Stofer was the touring bassist for Denver-based piano rock band The Fray, for three years. The Fray had never had an official bassist, and in 2004, Stofer was employed as their touring bassist. Stofer's talent became evident to The Fray on the local scene. At the time, Stofer was the bassist for the hip hop group Flobots and funk rock band Bop Skizzum, while he was attending the University of Colorado at Boulder The Fray came calling for a bassist. Stofer and The Fray amicably disbanded in 2007, and he focused his attention on his own bands (including Dualistics and The Commentary. He made an appearance in the music video for "Over My Head (Cable Car)"

Stofer was a member of Hello Kavita, an indie folk group from Denver, Colorado, and played bass and co-wrote their second album, To A Loved One. In June 2010, Jimmy was also presented as a new member of Rose Hill Drive. In 2011, the band toured as an opener for Stone Temple Pilots for a few months.

Stofer was recognized by Bass Player magazine for his contributions to his trade.

He is the singer and main songwriter of the band Weather Maps. Their debut album Places was released in late 2010. The second album Painted Stripes was released in August 2014.
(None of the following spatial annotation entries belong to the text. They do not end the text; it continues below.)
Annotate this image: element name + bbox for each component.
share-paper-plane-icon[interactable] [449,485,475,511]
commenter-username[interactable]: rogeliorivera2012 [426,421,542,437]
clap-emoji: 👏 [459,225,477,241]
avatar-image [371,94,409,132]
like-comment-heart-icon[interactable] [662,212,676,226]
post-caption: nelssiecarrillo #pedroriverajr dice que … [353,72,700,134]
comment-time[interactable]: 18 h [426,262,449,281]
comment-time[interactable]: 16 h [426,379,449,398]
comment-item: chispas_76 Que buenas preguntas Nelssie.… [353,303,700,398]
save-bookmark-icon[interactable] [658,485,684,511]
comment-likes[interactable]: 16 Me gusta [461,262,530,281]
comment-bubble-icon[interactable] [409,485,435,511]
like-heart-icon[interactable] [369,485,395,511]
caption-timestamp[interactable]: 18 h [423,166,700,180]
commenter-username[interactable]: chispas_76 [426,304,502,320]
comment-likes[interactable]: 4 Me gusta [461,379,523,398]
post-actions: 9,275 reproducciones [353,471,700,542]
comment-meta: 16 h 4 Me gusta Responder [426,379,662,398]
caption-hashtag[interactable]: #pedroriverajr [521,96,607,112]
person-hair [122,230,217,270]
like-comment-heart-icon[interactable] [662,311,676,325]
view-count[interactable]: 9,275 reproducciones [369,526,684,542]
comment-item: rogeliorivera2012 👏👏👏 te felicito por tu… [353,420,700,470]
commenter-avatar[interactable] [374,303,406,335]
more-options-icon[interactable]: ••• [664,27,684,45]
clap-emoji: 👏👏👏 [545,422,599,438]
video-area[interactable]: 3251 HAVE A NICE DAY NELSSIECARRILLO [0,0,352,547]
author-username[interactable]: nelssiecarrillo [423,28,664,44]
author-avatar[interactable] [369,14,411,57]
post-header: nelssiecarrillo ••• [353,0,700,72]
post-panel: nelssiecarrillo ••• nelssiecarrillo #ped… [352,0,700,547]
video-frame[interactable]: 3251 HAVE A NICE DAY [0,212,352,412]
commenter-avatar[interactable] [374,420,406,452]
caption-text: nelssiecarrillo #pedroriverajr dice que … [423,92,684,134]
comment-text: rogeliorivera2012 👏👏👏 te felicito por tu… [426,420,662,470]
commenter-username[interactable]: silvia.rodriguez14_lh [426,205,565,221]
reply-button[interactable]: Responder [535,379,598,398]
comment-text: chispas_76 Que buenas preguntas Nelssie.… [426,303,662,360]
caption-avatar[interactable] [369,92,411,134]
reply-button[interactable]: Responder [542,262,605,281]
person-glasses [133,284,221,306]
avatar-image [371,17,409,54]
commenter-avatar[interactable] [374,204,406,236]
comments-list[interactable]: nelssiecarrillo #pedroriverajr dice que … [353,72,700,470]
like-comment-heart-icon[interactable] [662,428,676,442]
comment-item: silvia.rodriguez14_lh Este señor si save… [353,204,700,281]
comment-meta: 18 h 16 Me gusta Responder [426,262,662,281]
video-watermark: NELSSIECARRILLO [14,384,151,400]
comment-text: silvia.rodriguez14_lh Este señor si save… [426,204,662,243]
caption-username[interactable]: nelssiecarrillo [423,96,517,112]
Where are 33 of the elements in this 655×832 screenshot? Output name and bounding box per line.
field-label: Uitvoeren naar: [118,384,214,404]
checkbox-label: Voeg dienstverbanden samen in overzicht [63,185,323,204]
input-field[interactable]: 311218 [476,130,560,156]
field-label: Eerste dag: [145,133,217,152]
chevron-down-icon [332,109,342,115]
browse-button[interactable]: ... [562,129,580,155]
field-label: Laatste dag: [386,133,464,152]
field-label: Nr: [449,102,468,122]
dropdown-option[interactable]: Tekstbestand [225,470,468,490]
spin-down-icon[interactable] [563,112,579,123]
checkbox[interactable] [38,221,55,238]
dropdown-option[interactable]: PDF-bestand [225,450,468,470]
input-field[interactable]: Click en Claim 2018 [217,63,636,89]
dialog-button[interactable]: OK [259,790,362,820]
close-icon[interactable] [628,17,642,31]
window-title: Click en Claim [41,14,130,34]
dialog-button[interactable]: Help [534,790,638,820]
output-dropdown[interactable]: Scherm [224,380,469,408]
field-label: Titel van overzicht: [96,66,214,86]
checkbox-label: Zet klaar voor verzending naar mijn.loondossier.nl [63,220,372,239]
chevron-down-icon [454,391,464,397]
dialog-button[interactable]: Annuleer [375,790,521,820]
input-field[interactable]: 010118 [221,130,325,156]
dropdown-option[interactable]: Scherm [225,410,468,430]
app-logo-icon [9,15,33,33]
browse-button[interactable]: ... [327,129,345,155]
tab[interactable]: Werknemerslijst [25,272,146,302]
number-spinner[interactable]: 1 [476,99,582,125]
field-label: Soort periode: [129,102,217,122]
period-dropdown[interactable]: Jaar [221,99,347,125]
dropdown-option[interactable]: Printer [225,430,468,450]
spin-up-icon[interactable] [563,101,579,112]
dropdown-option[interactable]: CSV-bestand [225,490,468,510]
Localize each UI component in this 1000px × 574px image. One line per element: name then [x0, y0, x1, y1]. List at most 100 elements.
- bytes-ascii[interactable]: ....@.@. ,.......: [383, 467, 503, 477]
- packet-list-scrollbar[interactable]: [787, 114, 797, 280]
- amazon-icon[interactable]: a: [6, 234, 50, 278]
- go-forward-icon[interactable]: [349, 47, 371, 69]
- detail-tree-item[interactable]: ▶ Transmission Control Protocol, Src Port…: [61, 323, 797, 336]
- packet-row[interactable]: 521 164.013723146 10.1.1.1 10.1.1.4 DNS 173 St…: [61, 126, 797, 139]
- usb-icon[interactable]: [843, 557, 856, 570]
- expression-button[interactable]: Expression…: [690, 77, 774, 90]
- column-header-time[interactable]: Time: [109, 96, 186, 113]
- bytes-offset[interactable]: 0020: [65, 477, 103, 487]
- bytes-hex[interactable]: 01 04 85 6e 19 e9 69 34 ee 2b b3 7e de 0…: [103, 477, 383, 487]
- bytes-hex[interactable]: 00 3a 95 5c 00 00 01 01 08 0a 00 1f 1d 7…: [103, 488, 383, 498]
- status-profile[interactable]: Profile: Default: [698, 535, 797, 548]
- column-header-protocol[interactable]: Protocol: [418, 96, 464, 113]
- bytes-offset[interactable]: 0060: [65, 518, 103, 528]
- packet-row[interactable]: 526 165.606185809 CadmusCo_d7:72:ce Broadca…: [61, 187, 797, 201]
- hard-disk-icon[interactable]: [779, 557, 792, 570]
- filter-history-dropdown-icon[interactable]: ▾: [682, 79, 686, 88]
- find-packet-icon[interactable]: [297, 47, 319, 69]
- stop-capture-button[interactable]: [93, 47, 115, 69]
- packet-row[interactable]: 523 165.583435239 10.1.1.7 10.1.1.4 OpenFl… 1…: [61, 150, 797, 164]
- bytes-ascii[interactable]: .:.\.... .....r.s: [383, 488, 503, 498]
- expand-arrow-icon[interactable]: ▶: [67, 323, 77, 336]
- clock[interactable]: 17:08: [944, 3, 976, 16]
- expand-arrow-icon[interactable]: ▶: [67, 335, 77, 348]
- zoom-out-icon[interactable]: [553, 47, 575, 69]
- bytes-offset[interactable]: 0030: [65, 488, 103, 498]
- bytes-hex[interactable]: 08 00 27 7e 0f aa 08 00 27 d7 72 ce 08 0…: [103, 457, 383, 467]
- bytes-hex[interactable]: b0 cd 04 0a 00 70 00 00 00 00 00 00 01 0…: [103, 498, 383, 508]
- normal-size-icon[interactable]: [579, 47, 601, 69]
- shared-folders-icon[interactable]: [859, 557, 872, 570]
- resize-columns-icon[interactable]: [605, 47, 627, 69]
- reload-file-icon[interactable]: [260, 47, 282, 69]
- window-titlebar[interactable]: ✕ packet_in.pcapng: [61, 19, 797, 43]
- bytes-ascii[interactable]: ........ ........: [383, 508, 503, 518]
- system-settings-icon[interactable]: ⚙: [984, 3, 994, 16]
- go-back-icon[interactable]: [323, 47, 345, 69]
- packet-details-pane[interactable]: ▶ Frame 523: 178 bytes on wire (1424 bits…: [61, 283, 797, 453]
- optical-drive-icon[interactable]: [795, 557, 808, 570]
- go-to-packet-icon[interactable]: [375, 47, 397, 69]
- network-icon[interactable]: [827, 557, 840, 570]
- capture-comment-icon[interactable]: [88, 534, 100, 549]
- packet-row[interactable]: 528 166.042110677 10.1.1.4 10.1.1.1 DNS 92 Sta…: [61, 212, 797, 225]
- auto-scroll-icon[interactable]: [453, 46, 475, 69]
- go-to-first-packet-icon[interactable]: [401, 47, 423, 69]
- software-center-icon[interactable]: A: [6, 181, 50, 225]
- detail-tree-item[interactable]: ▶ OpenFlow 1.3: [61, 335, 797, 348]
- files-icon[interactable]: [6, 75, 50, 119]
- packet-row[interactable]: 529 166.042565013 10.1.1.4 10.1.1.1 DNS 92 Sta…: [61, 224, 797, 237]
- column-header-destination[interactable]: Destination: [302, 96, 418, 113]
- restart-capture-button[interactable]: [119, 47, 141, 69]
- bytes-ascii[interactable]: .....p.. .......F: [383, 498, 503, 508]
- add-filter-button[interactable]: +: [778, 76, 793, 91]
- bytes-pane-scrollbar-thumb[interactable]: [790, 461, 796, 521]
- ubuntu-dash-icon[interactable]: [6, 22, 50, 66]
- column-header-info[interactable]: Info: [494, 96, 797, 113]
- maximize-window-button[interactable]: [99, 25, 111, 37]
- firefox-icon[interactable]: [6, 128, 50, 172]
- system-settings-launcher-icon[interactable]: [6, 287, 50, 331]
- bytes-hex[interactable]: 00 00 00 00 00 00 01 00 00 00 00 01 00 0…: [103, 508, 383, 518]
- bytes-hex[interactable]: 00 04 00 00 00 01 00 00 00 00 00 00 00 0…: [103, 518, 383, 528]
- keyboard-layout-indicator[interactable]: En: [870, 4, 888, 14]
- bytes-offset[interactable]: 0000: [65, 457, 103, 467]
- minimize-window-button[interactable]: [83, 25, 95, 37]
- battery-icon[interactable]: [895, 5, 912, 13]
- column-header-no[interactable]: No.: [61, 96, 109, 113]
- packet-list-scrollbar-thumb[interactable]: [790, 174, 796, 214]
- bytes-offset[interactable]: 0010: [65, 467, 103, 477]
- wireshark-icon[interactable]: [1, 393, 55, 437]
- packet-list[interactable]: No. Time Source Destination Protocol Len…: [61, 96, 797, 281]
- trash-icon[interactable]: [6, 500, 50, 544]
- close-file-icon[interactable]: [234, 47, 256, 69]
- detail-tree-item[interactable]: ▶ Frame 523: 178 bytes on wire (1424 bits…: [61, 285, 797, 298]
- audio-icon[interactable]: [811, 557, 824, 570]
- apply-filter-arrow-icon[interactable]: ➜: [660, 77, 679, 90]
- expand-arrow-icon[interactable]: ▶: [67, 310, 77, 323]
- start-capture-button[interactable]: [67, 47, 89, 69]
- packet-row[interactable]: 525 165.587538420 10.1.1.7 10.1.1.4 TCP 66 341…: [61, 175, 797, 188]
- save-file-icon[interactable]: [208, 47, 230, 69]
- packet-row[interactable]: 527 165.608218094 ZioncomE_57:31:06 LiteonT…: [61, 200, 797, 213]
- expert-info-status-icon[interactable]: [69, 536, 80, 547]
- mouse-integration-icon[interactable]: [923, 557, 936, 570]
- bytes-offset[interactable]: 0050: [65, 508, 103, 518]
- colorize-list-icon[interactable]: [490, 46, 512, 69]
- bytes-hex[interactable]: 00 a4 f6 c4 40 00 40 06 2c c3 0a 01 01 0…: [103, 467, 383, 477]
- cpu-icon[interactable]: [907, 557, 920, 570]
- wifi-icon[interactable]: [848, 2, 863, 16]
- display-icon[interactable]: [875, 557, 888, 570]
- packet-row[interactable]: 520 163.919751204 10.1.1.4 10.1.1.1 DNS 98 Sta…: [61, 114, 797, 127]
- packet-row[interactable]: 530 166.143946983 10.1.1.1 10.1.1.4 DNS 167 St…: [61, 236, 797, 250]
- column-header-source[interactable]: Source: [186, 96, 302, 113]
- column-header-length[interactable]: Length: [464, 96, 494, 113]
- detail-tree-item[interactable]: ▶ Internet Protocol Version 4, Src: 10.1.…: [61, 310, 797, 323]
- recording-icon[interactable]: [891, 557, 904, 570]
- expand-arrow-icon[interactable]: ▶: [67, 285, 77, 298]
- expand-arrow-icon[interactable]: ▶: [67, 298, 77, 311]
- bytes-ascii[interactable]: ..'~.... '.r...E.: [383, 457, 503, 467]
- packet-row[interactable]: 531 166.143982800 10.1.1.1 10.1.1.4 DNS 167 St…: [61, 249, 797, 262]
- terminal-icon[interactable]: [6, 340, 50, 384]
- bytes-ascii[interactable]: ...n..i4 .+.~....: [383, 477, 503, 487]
Jimmy is also a composer/producer for the orchestral/electronic trio Aux Cerna. Their debut album "Textures" was released in August 2022.

==Film / TV==

Jimmy is a composer for film and television. His credits include The Menendez Brothers (film), Girl in the Picture, Icahn: The Restless Billionaire, American Murder: Gabby Petito, Vice (TV series), American Murder: Laci Peterson, Daughters of the Cult, The Truth About Jim, The Night House, Drunk Bus, My Father, the BTK Killer, Miracle Fishing: Kidnapped Abroad, Look Into My Eyes, Babysplitters, and many others.